A Finnish study found that simply changing what children play on, from gravel to forest floor, measurably strengthened their immune systems within a single month. The findings challenge how we think about “clean” versus “healthy” environments for kids.

The Study
Published in Science Advances, the research followed children aged 3 to 5 across daycare centres in Finland. Researchers introduced forest undergrowth, lawn turf, and planter boxes to previously gravel-covered urban play yards, then compared the children’s biological markers to those at standard daycare centres with no such intervention.
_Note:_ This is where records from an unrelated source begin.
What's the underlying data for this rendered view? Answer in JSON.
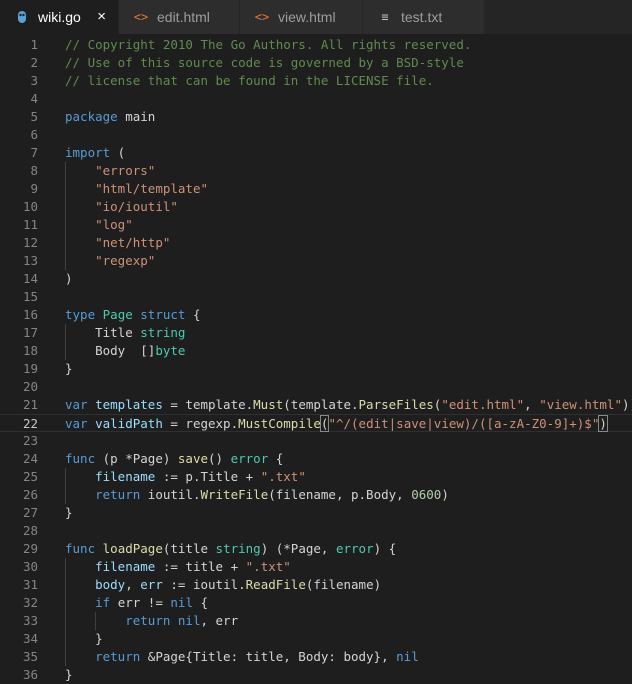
{
  "tabs": [
    {
      "label": "wiki.go",
      "icon": "go-file-icon",
      "active": true,
      "close": "×"
    },
    {
      "label": "edit.html",
      "icon": "html-file-icon",
      "glyph": "<>"
    },
    {
      "label": "view.html",
      "icon": "html-file-icon",
      "glyph": "<>"
    },
    {
      "label": "test.txt",
      "icon": "text-file-icon",
      "glyph": "≡"
    }
  ],
  "colors": {
    "comment": "#608b4e",
    "keyword": "#569cd6",
    "string": "#ce9178",
    "function": "#dcdcaa",
    "type": "#4ec9b0",
    "number": "#b5cea8"
  },
  "current_line": 22,
  "lines": [
    [
      [
        "c",
        "// Copyright 2010 The Go Authors. All rights reserved."
      ]
    ],
    [
      [
        "c",
        "// Use of this source code is governed by a BSD-style"
      ]
    ],
    [
      [
        "c",
        "// license that can be found in the LICENSE file."
      ]
    ],
    [],
    [
      [
        "k",
        "package"
      ],
      [
        "p",
        " main"
      ]
    ],
    [],
    [
      [
        "k",
        "import"
      ],
      [
        "p",
        " ("
      ]
    ],
    [
      [
        "p",
        "    "
      ],
      [
        "s",
        "\"errors\""
      ]
    ],
    [
      [
        "p",
        "    "
      ],
      [
        "s",
        "\"html/template\""
      ]
    ],
    [
      [
        "p",
        "    "
      ],
      [
        "s",
        "\"io/ioutil\""
      ]
    ],
    [
      [
        "p",
        "    "
      ],
      [
        "s",
        "\"log\""
      ]
    ],
    [
      [
        "p",
        "    "
      ],
      [
        "s",
        "\"net/http\""
      ]
    ],
    [
      [
        "p",
        "    "
      ],
      [
        "s",
        "\"regexp\""
      ]
    ],
    [
      [
        "p",
        ")"
      ]
    ],
    [],
    [
      [
        "k",
        "type"
      ],
      [
        "p",
        " "
      ],
      [
        "t",
        "Page"
      ],
      [
        "p",
        " "
      ],
      [
        "k",
        "struct"
      ],
      [
        "p",
        " {"
      ]
    ],
    [
      [
        "p",
        "    Title "
      ],
      [
        "t",
        "string"
      ]
    ],
    [
      [
        "p",
        "    Body  []"
      ],
      [
        "t",
        "byte"
      ]
    ],
    [
      [
        "p",
        "}"
      ]
    ],
    [],
    [
      [
        "k",
        "var"
      ],
      [
        "p",
        " "
      ],
      [
        "v",
        "templates"
      ],
      [
        "p",
        " = template."
      ],
      [
        "f",
        "Must"
      ],
      [
        "p",
        "(template."
      ],
      [
        "f",
        "ParseFiles"
      ],
      [
        "p",
        "("
      ],
      [
        "s",
        "\"edit.html\""
      ],
      [
        "p",
        ", "
      ],
      [
        "s",
        "\"view.html\""
      ],
      [
        "p",
        "))"
      ]
    ],
    [
      [
        "k",
        "var"
      ],
      [
        "p",
        " "
      ],
      [
        "v",
        "validPath"
      ],
      [
        "p",
        " = regexp."
      ],
      [
        "f",
        "MustCompile"
      ],
      [
        "b",
        "("
      ],
      [
        "s",
        "\"^/(edit|save|view)/([a-zA-Z0-9]+)$\""
      ],
      [
        "b",
        ")"
      ]
    ],
    [],
    [
      [
        "k",
        "func"
      ],
      [
        "p",
        " (p *Page) "
      ],
      [
        "f",
        "save"
      ],
      [
        "p",
        "() "
      ],
      [
        "t",
        "error"
      ],
      [
        "p",
        " {"
      ]
    ],
    [
      [
        "p",
        "    "
      ],
      [
        "v",
        "filename"
      ],
      [
        "p",
        " := p.Title + "
      ],
      [
        "s",
        "\".txt\""
      ]
    ],
    [
      [
        "p",
        "    "
      ],
      [
        "k",
        "return"
      ],
      [
        "p",
        " ioutil."
      ],
      [
        "f",
        "WriteFile"
      ],
      [
        "p",
        "(filename, p.Body, "
      ],
      [
        "n",
        "0600"
      ],
      [
        "p",
        ")"
      ]
    ],
    [
      [
        "p",
        "}"
      ]
    ],
    [],
    [
      [
        "k",
        "func"
      ],
      [
        "p",
        " "
      ],
      [
        "f",
        "loadPage"
      ],
      [
        "p",
        "(title "
      ],
      [
        "t",
        "string"
      ],
      [
        "p",
        ") (*Page, "
      ],
      [
        "t",
        "error"
      ],
      [
        "p",
        ") {"
      ]
    ],
    [
      [
        "p",
        "    "
      ],
      [
        "v",
        "filename"
      ],
      [
        "p",
        " := title + "
      ],
      [
        "s",
        "\".txt\""
      ]
    ],
    [
      [
        "p",
        "    "
      ],
      [
        "v",
        "body"
      ],
      [
        "p",
        ", "
      ],
      [
        "v",
        "err"
      ],
      [
        "p",
        " := ioutil."
      ],
      [
        "f",
        "ReadFile"
      ],
      [
        "p",
        "(filename)"
      ]
    ],
    [
      [
        "p",
        "    "
      ],
      [
        "k",
        "if"
      ],
      [
        "p",
        " err != "
      ],
      [
        "k",
        "nil"
      ],
      [
        "p",
        " {"
      ]
    ],
    [
      [
        "p",
        "        "
      ],
      [
        "k",
        "return"
      ],
      [
        "p",
        " "
      ],
      [
        "k",
        "nil"
      ],
      [
        "p",
        ", err"
      ]
    ],
    [
      [
        "p",
        "    }"
      ]
    ],
    [
      [
        "p",
        "    "
      ],
      [
        "k",
        "return"
      ],
      [
        "p",
        " &Page{Title: title, Body: body}, "
      ],
      [
        "k",
        "nil"
      ]
    ],
    [
      [
        "p",
        "}"
      ]
    ]
  ]
}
What Changed in Just 28 Days
After 28 days, children playing in the newly greened yards showed measurably more diverse skin and gut microbiomes compared to children in unmodified play areas. Crucially, this diversity wasn’t just a curiosity, it corresponded with changes in specific immune markers linked to healthier immune regulation, including an increased ratio of the anti-inflammatory protein IL-10 to the pro-inflammatory protein IL-17A.
Why Dirt Isn’t the Enemy
The mechanism at play isn’t magic, it’s microbiology. Natural forest soil carries a rich diversity of environmental bacteria that children’s immune systems can encounter and learn from, something rubber matting and gravel simply cannot offer. Researchers found that after the intervention, the gut microbiota of children at the modified daycare centres began to resemble that of children who visited actual forests every day, suggesting that a designed, urban approximation of nature exposure can meaningfully mimic the real thing.
Three Key Mechanisms at Work
Microbe exposure: forest soil provided far greater contact with beneficial environmental bacteria than standard play surfaces
Immune training: children’s immune systems showed measurable signs of improved regulation within just one month
Increased biodiversity: microbial diversity rose on both the skin and within the gut of children in the greener yards.
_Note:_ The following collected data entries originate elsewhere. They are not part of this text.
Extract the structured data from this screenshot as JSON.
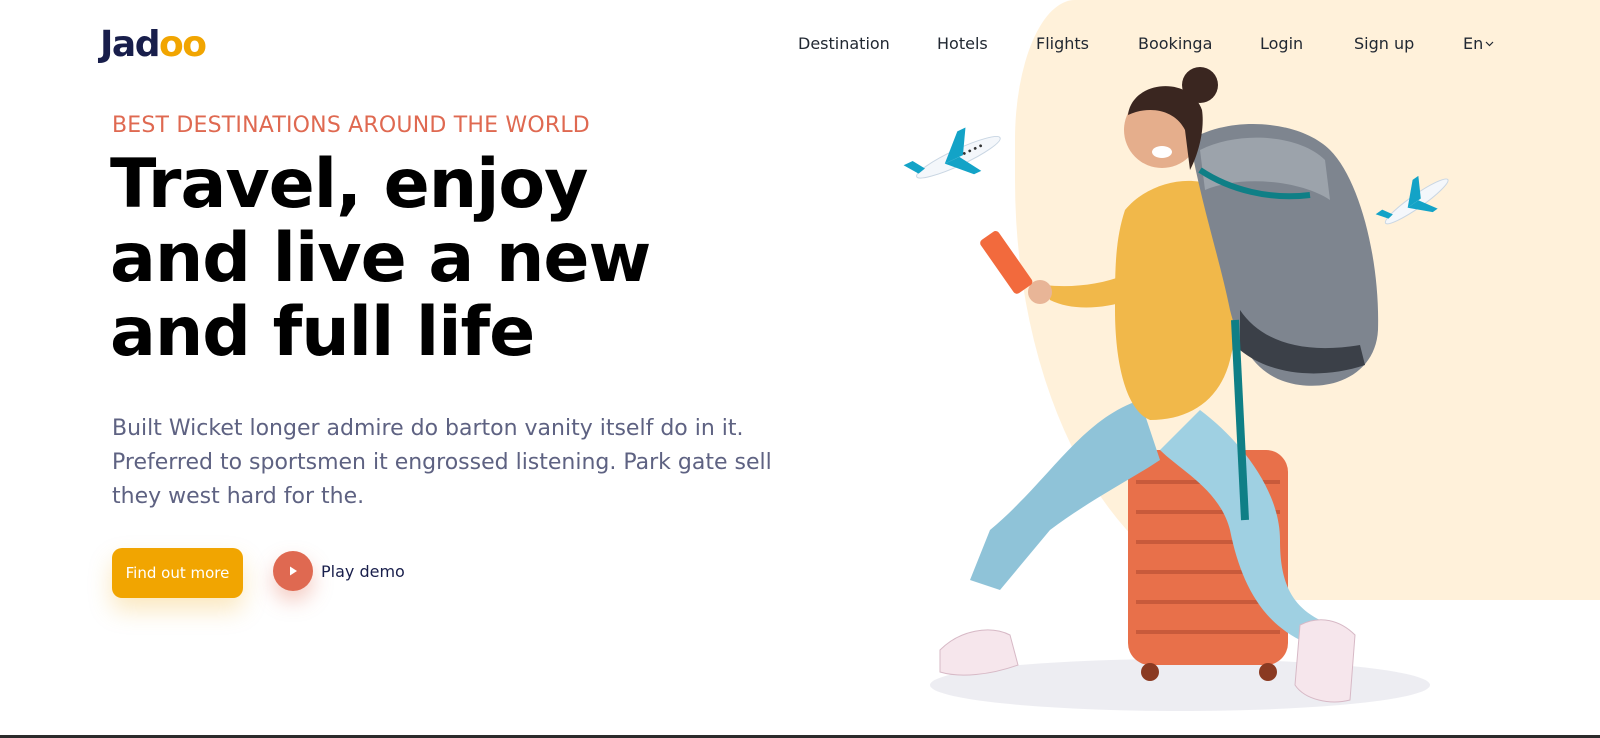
{
  "brand": {
    "name_prefix": "Jad",
    "name_suffix": "oo",
    "accent_color": "#f1a501",
    "secondary_color": "#df6951"
  },
  "nav": {
    "items": [
      "Destination",
      "Hotels",
      "Flights",
      "Bookinga",
      "Login",
      "Sign up"
    ],
    "language": "En",
    "language_icon": "chevron-down-icon"
  },
  "hero": {
    "eyebrow": "BEST DESTINATIONS AROUND THE WORLD",
    "headline_lines": [
      "Travel, enjoy",
      "and live a new",
      "and full life"
    ],
    "description_lines": [
      "Built Wicket longer admire do barton vanity itself do in it.",
      "Preferred to sportsmen it engrossed listening. Park gate sell",
      "they west hard for the."
    ],
    "cta_label": "Find out more",
    "play_label": "Play demo",
    "play_icon": "play-icon"
  },
  "illustration": {
    "subject": "traveler-with-backpack-on-suitcase",
    "decorations": [
      "airplane-icon",
      "airplane-icon"
    ]
  }
}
A Note on the Scale of the Findings
It’s worth being precise about what the research actually showed. The study didn’t involve Finland replacing all its playgrounds nationwide, and the immune changes were observed within about one month, not one year, as some circulating summaries have suggested. The sample size was also modest, 75 children across the full study, with some reporting drawing on a smaller subset of centres, meaning the findings, while genuinely promising, are best understood as an encouraging early signal rather than a settled, universal conclusion.
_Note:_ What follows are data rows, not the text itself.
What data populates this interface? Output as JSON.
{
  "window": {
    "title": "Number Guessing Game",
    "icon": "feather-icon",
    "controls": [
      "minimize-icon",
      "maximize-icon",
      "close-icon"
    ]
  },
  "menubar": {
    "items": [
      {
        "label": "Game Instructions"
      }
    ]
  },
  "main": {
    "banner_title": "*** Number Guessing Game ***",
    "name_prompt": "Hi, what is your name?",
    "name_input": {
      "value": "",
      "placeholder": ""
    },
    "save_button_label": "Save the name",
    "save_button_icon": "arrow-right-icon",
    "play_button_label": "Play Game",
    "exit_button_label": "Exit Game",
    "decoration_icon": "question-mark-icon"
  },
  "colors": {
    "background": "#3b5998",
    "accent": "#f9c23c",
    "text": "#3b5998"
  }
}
Why This Matters Beyond Finland
This research adds to the broader “biodiversity hypothesis” of immune health, the idea that reduced contact with natural microbial diversity in increasingly urbanised environments may be contributing to rising rates of immune-related conditions. The encouraging implication is that the solution doesn’t require wilderness. It requires deliberate, intentional design, bringing small, genuine patches of biodiversity into the urban spaces children already occupy every day
The Bigger Design Lesson
What makes this study so compelling for anyone designing spaces for children, schools, nurseries, community centres, is how modest the intervention was. Lawn turf, forest undergrowth, and a few planter boxes were enough to shift measurable biological outcomes within weeks. Genuine access to nature doesn’t require overhauling an entire environment; it requires thoughtful, consistent, everyday contact.
At Calm Nest Collective, this research reinforces something core to our design philosophy, that small, genuine elements of nature woven into everyday environments can produce outsized benefits, for the body as much as for the mind.